3. a hypodermic injection.

[US](con. 1910s) L. Nason A Corporal Once 292: Put a little iodine on his leg where I gave him that hypo!
[US](con. 1944) N. Mailer Naked and Dead 362: Give him a hypo, twice the usual amount, if he’s too restless.
[US]T. Williams Cat on a Hot Tin Roof Act III: I know how to give a hypo.
[US]E. De Roo Go, Man, Go! 35: Fuel injection with a hypo.
[US]‘Red’ Rudensky Gonif 178: We both needed a mental hypo, some kind of new therapy that would put back a zest in living.
[US]S. King Misery (1988) 225: Hypo or bee sting, no difference.

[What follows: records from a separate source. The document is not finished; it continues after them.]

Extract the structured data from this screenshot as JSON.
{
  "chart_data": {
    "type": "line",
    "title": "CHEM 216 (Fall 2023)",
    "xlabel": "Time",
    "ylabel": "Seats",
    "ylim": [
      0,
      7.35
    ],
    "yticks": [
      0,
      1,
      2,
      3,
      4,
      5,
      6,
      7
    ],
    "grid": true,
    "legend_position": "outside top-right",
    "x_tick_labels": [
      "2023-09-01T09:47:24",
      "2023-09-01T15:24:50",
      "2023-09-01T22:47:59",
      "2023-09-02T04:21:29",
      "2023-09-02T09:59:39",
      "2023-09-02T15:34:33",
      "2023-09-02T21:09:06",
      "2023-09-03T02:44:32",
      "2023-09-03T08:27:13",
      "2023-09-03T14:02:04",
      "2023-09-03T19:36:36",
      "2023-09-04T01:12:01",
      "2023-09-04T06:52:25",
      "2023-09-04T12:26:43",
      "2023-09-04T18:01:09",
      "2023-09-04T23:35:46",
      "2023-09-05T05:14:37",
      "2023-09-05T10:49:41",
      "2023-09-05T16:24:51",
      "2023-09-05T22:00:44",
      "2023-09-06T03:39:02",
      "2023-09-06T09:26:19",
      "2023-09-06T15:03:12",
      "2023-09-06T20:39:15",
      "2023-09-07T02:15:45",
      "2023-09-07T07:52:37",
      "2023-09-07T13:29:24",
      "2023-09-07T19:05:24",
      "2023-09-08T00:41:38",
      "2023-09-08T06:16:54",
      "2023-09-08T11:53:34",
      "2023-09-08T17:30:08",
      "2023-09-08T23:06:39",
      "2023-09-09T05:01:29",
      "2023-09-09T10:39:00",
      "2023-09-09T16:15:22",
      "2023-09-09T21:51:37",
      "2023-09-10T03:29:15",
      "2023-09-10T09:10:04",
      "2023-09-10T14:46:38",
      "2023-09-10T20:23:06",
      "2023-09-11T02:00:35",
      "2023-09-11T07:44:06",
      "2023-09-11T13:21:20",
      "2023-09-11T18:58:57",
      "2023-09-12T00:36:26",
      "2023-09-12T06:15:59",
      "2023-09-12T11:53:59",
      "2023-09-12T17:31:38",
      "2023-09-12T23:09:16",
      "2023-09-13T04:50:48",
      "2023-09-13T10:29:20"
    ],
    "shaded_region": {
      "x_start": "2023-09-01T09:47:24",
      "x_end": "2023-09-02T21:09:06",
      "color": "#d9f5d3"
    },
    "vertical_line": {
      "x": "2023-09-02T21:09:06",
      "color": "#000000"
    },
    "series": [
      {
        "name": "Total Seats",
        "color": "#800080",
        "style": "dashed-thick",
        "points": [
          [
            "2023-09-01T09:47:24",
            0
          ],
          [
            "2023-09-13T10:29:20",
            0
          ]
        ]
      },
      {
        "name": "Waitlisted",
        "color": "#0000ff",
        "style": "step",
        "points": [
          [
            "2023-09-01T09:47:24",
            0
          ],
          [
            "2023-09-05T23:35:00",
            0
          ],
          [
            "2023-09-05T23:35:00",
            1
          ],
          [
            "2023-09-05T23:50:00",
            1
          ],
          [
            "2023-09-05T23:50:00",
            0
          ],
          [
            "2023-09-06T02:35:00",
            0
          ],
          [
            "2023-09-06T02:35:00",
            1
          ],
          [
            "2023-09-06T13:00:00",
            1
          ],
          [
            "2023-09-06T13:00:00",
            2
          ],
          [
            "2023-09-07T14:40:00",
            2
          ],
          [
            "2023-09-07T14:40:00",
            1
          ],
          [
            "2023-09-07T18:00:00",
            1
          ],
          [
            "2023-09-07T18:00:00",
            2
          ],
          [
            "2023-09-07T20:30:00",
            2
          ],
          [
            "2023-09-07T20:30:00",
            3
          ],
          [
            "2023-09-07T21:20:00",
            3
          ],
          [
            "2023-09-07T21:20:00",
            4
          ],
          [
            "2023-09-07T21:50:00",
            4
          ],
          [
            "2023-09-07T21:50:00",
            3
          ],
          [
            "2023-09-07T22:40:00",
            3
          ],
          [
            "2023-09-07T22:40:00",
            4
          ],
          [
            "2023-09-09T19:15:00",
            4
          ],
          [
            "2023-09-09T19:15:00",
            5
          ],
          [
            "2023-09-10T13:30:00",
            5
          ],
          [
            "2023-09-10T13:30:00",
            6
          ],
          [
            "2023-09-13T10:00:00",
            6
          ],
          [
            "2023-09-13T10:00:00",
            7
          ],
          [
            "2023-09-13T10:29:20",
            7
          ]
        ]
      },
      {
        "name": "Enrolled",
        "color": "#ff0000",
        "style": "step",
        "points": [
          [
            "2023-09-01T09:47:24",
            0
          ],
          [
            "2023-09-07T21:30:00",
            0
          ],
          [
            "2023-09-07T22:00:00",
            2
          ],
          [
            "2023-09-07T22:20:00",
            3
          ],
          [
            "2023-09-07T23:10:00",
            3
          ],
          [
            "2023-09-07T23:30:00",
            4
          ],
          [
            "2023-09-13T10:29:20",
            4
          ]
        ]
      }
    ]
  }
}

4. attrib. use of sense 3.

[US]G. Bronson-Howard God’s Man 39: We used to get seventy-five cents for a hundred cubes of the unrefined, ninety-five for the same in pressed hypo tablets, half-grains, that is.
[US]V.G. Burns Female Convict (1960) 99: Let me see your hypo marks.
[US]S. Greenlee Spook who Sat by the Door (1972) 82: Hypo scars on the forearm, the pupils dilated by drugs.

In compounds

hypo fiend (n.)

(US drugs/und.) an habitual user of narcotics.

[US]Statesman Jrnl (Salem, OR) 21 Aug. 3/2: Charles Hope, the hypo fiend, demanded a jury trial.
Scarmento Bee (CA) 29 Mar. 3/3: [headline] Too Much Morphine / A ‘Hypo Fiend’ Ends His days By Taking an Overdose.
[US]Salt Lake Herald (UT) 10 Mar. 10/1: [headline] How to Tell the Poor Victims of the ‘Gun’. [...] — The Sensations Produced by the Use of Morphine and Cocaine — ‘Dutch George,’ the Best Known of the Hypo Fiends.
[US]Nat. Police Gaz. (NY) 7 Apr. 3/1: The hypo fiend is the most common caller at the gaming tables.
[US]Spokane Press (WA) 4 Aug. 2/7: Negroes [and] the poorer classes of women of the streets are chief users of ‘snow.’ In the higher palaces of sin can be found the ‘hypo’ fiends who use the ‘coke’ in its pure form.

In phrases

pull a hypo (v.)

(drugs) to sell poor quality drugs.

Hal Ellson Duke 3: You only get mad when you get beat stuff, stuff that’s no good. If you don’t know who to get it from they pull a lot of hypos on you.